First off, I must admit that I have never read a science fiction book. My high school physics teacher attempted to introduce us to the genre by making it a class assignment: give a PowerPoint presentation on a science fiction book. Of course, I chose How To Build A Time Machine by Paul Davies, which ultimately concluded that time machines were a captivating improbability. But I do have an appreciation for movies like The Matrix and unsolved astrophysical quandaries (like string theory), so I didn’t feel completely out of the loop.
In fact, during both of the panel sessions I was able to draw a lot of parallels to theatre. Briefly, theatre and philosophy have been at odds since Plato’s time (and thanks in large part to Plato’s The Republic). The conflict fundamentally boils down to the difference between wisdom and knowledge: knowledge being facts and information, while wisdom is learnt through experience. Theatre gives you wisdom through the experience of other characters, while philosophy sadly gives you ineffectual knowledge.
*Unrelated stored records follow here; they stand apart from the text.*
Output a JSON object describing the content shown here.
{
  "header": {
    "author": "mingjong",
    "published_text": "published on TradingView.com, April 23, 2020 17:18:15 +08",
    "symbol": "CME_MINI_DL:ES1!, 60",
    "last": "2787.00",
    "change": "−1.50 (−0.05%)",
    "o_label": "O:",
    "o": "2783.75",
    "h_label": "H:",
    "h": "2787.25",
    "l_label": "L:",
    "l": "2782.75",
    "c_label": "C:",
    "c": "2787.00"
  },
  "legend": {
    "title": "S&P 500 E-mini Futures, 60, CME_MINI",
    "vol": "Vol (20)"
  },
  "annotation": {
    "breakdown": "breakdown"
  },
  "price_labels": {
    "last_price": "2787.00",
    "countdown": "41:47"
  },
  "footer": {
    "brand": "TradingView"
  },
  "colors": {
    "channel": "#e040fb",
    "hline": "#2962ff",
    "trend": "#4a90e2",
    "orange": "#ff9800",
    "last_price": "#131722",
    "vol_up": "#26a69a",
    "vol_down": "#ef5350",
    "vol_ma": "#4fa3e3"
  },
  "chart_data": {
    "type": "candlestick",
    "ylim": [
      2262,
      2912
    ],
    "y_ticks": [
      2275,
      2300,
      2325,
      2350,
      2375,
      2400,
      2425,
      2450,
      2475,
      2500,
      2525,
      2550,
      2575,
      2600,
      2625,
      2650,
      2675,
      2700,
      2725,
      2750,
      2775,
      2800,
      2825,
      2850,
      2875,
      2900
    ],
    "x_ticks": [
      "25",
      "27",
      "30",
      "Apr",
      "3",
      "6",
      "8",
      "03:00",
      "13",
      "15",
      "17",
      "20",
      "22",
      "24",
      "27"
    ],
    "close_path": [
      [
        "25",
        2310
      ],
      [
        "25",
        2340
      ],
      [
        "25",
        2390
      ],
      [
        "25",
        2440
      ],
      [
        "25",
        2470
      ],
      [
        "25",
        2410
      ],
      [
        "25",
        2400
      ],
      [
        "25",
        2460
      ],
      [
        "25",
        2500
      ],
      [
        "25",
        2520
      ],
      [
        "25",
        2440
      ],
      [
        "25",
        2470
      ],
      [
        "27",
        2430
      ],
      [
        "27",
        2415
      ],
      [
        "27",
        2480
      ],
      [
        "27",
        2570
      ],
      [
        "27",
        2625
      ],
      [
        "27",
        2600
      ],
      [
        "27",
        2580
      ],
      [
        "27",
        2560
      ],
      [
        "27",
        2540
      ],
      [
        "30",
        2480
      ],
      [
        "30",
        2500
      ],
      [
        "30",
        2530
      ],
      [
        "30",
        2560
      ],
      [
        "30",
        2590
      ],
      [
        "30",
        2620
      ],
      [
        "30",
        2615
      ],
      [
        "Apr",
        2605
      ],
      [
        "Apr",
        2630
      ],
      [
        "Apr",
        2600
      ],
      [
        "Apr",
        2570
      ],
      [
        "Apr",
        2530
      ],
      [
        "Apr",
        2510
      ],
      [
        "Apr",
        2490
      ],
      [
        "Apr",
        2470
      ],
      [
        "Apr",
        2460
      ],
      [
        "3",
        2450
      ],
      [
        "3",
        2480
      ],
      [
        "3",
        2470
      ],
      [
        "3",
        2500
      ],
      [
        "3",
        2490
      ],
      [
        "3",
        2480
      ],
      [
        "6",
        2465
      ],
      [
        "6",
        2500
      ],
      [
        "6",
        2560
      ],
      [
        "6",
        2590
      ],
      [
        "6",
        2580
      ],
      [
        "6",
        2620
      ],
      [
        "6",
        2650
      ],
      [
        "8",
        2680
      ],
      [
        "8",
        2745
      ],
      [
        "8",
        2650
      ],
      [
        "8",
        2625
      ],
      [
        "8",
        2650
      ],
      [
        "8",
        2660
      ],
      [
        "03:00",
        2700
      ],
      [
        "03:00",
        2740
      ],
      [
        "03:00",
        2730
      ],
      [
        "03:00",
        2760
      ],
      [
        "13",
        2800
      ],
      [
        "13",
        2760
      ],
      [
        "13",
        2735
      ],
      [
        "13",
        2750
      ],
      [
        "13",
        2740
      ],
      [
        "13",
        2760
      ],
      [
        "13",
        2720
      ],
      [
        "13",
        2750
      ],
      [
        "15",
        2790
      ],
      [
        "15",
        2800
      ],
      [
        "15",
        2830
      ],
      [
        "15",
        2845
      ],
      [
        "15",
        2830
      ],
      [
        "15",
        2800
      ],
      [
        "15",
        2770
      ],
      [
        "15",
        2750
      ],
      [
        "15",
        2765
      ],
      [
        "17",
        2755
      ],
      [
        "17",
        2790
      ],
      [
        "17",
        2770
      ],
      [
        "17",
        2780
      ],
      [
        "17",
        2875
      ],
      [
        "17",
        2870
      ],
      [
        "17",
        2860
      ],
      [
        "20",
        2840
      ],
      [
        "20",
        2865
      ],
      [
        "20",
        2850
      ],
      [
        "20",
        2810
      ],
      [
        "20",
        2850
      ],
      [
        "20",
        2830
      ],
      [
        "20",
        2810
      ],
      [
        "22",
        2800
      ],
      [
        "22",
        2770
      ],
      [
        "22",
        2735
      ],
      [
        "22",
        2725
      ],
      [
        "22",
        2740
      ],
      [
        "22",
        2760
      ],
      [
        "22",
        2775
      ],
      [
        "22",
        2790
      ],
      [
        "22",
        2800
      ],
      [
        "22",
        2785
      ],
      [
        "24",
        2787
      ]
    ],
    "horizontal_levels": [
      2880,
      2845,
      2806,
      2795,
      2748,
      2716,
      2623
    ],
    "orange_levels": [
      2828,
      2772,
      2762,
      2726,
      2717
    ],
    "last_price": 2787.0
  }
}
However, intelligence in today’s society suggests a vast accumulation of knowledge. Nathan Schurr, who sat on the first panel, is a graduate student currently funded by the government to research teamwork between artificial intelligence (agents) and humans. As a side note, the term agent for artificial intelligence connotes for me the agents in The Matrix; so when he talked about agents and humans working together I immediately thought “Fat chance!” They might want to consider revising their terminology.
After the panel I approached Mr. Schurr and asked him, “Why aren’t scientists tackling artificial wisdom instead of artificial intelligence?” In short, his response was that wisdom is hard to program. Agents are great at gleaning pertinent information during a crisis, but are unsure as to which strategies to implement. They can’t choose. Inevitably, that’s where the human falls into the equation, to make these decisive decisions. Also, artificial intelligence is versatile; it can be attached to a robot, palm pilot, computer, whatever. Another intriguing question is “Would human/agent interaction improve if the human didn’t know he was communicating with an agent?”
In the second panel, the speakers talked about how science fiction evokes the sublime. Like the images from the Hubble telescope of nebulae, which are basically playful coloring books for scientists, who make numerous aesthetic decisions in choosing their color palette to represent different gases. These breathtaking images of outer space often reflect the paintings of the American west; probably stemming from or feeding the slogan, “Space: the final frontier.”
This dialectic struggle between the individual and the cosmos reminds me of Nietzsche’s Apollonian vs. Dionysian. The idea of being swallowed whole by the divine, a complete loss of individuality, which these images evoke, falls into the realm of the god of theatre, Dionysius. Then again while you’re swimming in the euphoria of nonexistent self-consciousness (proclaiming, “Objective reality is a lie!”), you’ll find yourself only moments later stressing out over a midterm or some boy. In conclusion, when attempting to comprehend the divine, it is a never-ending cycle of hope and despair, originality and rhetoric.